The fetal heart tracings in the 15 to 20 minutes prior to delivery were markedly abnormal. The plaintiffs claimed that the tachycardia was a sign of fetal asphyxiation, while the defense maintained that it was simply a function of the stimulation provided by the vacuum extraction. The baby was delivered limp, blue, and not breathing when born. He had a one minute Apgar score of two. The other scores were three at five minutes, and seven at ten minutes. The plaintiffs contended that the child suffered asphyxia in the moments prior to birth and that the hypoxic insult caused cerebral palsy.

The defendants denied that there was any asphyxiation, and pointed to the infant’s umbilical cord blood pH level which did not meet the ACOG criteria for perinatal asphyxiation. ACOG requires satisfaction of four elements, including an umbilical cord blood pH level under 7.0. Although the umbilical sample here had an abnormally low pH (7.2), it was not low enough to satisfy ACOG criteria.

The plaintiffs argued that the value was spurious because it could not be reconciled with the subsequent measurement of the baby’s blood pH which was somehow more acidotic than the umbilical sample, even though the baby had received oxygen and fluids in the interim.

The plaintiffs noted satisfaction of the other ACOG criteria (criteria for child deliveries by the American Congress of Obstetricians and Gynecologists), including the presence of newborn seizures, abnormal liver enzymes, and MRI evidence of encephalopathy. The defendants maintained that the failure to satisfy all four of the required criteria negated the possibility of birth asphyxiation. The defense experts attributed the baby’s deteriorating blood pH values to a pneumothorax that had developed in the hours after birth. However, on cross-examination, the defense expert acknowledged that the blood sample had been drawn from the baby before any pneumothorax had developed.

The plaintiffs argued that the ACOG criteria were purposefully designed to be difficult to satisfy, and that their promulgation was akin to allowing baseball players on the field to call their own balls and strikes. The defendants argued that the criteria were matters of science. The plaintiffs maintained that the cerebral palsy will be associated with significant and permanent motor deficits. The plaintiffs contended that the child will only be able to walk a short distance even with assistive devices, and will often require a wheelchair.

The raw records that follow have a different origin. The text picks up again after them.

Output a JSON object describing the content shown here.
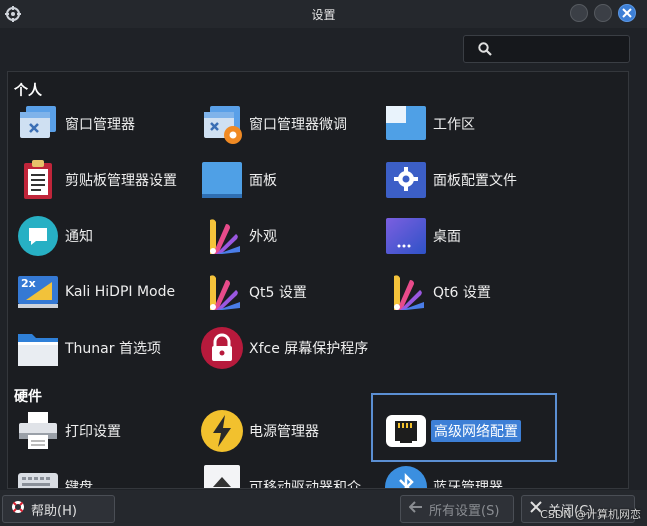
{
  "window": {
    "title": "设置"
  },
  "search": {
    "placeholder": ""
  },
  "sections": {
    "personal": "个人",
    "hardware": "硬件"
  },
  "items": {
    "wm": "窗口管理器",
    "wmtweaks": "窗口管理器微调",
    "workspaces": "工作区",
    "clipboard": "剪贴板管理器设置",
    "panel": "面板",
    "panelprofiles": "面板配置文件",
    "notify": "通知",
    "appearance": "外观",
    "desktop": "桌面",
    "hidpi": "Kali HiDPI Mode",
    "qt5": "Qt5 设置",
    "qt6": "Qt6 设置",
    "thunar": "Thunar 首选项",
    "screensaver": "Xfce 屏幕保护程序",
    "printing": "打印设置",
    "power": "电源管理器",
    "network": "高级网络配置",
    "keyboard": "键盘",
    "removable": "可移动驱动器和介",
    "bluetooth": "蓝牙管理器"
  },
  "buttons": {
    "help": "帮助(H)",
    "all_settings": "所有设置(S)",
    "close": "关闭(C)"
  },
  "watermark": "CSDN @计算机网恋",
  "colors": {
    "accent": "#3d7fd6",
    "background": "#1f2227"
  }
}
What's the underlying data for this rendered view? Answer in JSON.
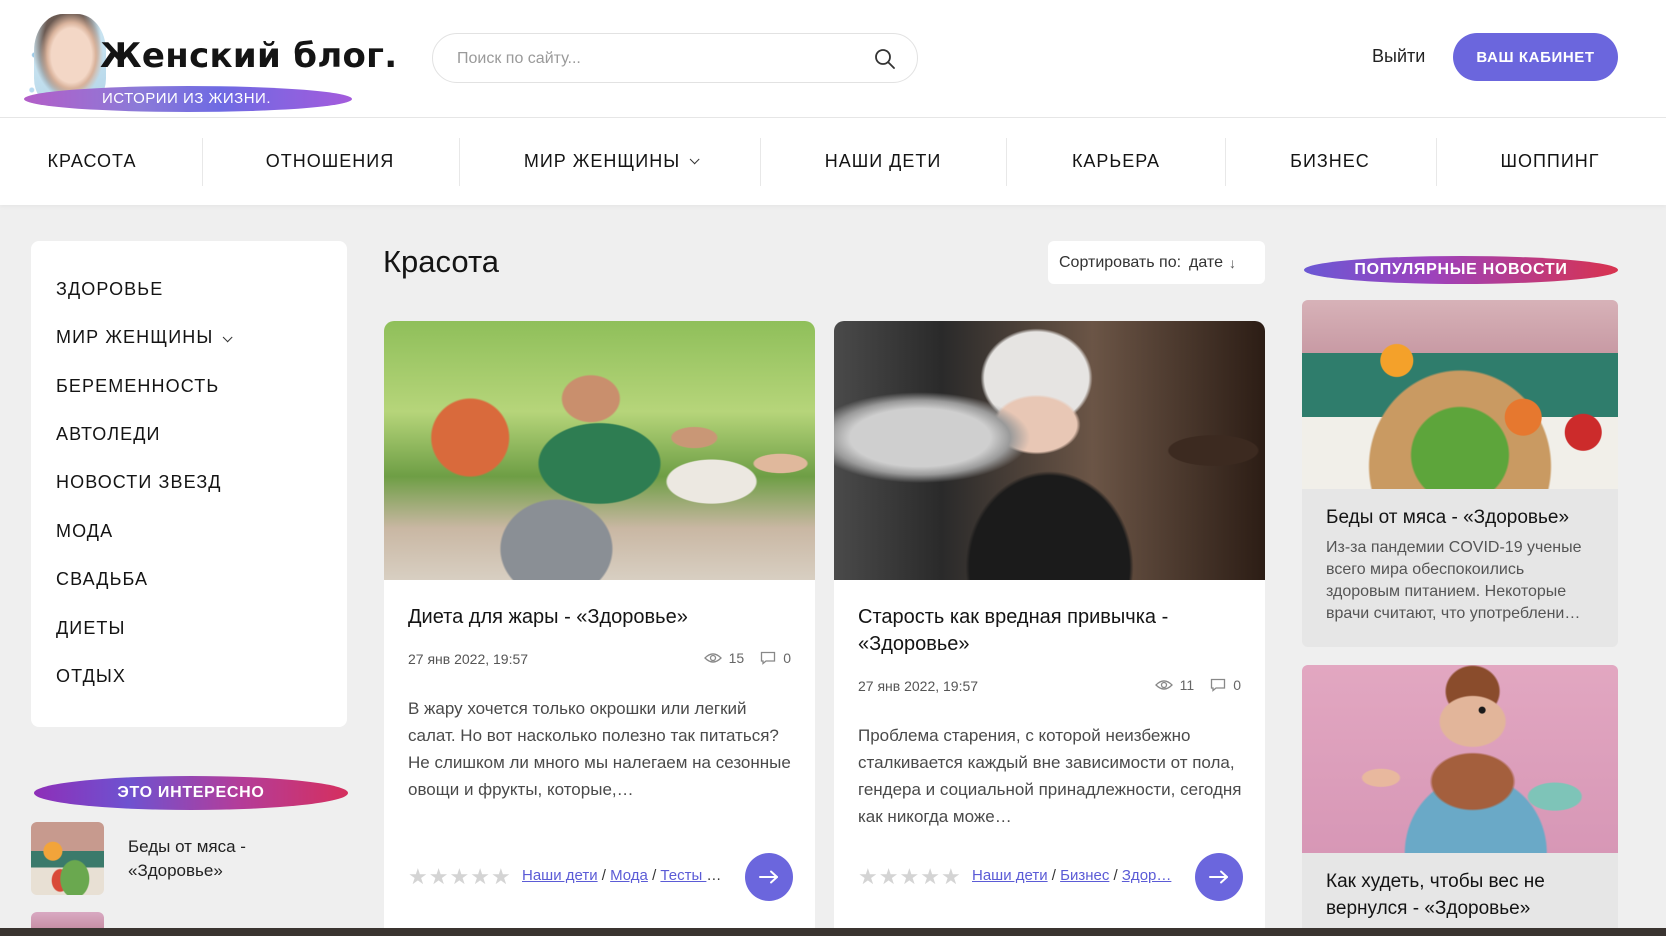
{
  "header": {
    "logo_title": "Женский блог.",
    "logo_tagline": "ИСТОРИИ ИЗ ЖИЗНИ.",
    "search_placeholder": "Поиск по сайту...",
    "logout_label": "Выйти",
    "cabinet_label": "ВАШ КАБИНЕТ"
  },
  "nav": {
    "items": [
      {
        "label": "КРАСОТА"
      },
      {
        "label": "ОТНОШЕНИЯ"
      },
      {
        "label": "МИР ЖЕНЩИНЫ"
      },
      {
        "label": "НАШИ ДЕТИ"
      },
      {
        "label": "КАРЬЕРА"
      },
      {
        "label": "БИЗНЕС"
      },
      {
        "label": "ШОППИНГ"
      }
    ]
  },
  "sidebar": {
    "items": [
      {
        "label": "ЗДОРОВЬЕ"
      },
      {
        "label": "МИР ЖЕНЩИНЫ"
      },
      {
        "label": "БЕРЕМЕННОСТЬ"
      },
      {
        "label": "АВТОЛЕДИ"
      },
      {
        "label": "НОВОСТИ ЗВЕЗД"
      },
      {
        "label": "МОДА"
      },
      {
        "label": "СВАДЬБА"
      },
      {
        "label": "ДИЕТЫ"
      },
      {
        "label": "ОТДЫХ"
      }
    ],
    "interesting_title": "ЭТО ИНТЕРЕСНО",
    "interesting_items": [
      {
        "title": "Беды от мяса - «Здоровье»"
      }
    ]
  },
  "main": {
    "title": "Красота",
    "sort_label": "Сортировать по:",
    "sort_value": "дате",
    "posts": [
      {
        "title": "Диета для жары - «Здоровье»",
        "date": "27 янв 2022, 19:57",
        "views": "15",
        "comments": "0",
        "excerpt": "В жару хочется только окрошки или легкий салат. Но вот насколько полезно так питаться? Не слишком ли много мы налегаем на сезонные овощи и фрукты, которые,…",
        "rating": 0,
        "tags": [
          "Наши дети",
          "Мода",
          "Тесты о…"
        ]
      },
      {
        "title": "Старость как вредная привычка - «Здоровье»",
        "date": "27 янв 2022, 19:57",
        "views": "11",
        "comments": "0",
        "excerpt": "Проблема старения, с которой неизбежно сталкивается каждый вне зависимости от пола, гендера и социальной принадлежности, сегодня как никогда може…",
        "rating": 0,
        "tags": [
          "Наши дети",
          "Бизнес",
          "Здор…"
        ]
      }
    ]
  },
  "popular": {
    "title": "ПОПУЛЯРНЫЕ НОВОСТИ",
    "items": [
      {
        "title": "Беды от мяса - «Здоровье»",
        "excerpt": "Из-за пандемии COVID-19 ученые всего мира обеспокоились здоровым питанием. Некоторые врачи считают, что употреблени…"
      },
      {
        "title": "Как худеть, чтобы вес не вернулся - «Здоровье»"
      }
    ]
  },
  "colors": {
    "accent": "#6b66dd",
    "background": "#efefef",
    "link": "#5b5bd6"
  }
}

The plaintiffs emphasized that the absence of cognitive impairments actually amplified the damage because the child will be fully aware of the extent of his impairments, effectively rendering him a prisoner in his own body. The plaintiffs’ economic proofs regarding cost of care and lost earning capacity ranged between $8 million and approximately $14 million.
Before the close of evidence, the parties entered into an undisclosed high/low agreement. As a result, the jury was not instructed to provide separate awards for economic and non-economic damages. Additionally, the jury was not instructed to provide a year by year award for special damages. Ordinarily, Pennsylvania law would require the court to mold the verdict by reducing the economic damages to their present value.
The jury found the defendant ob/gyn 50% negligent, the defendant hospital 50% negligent, and awarded the plaintiffs $55,000,000.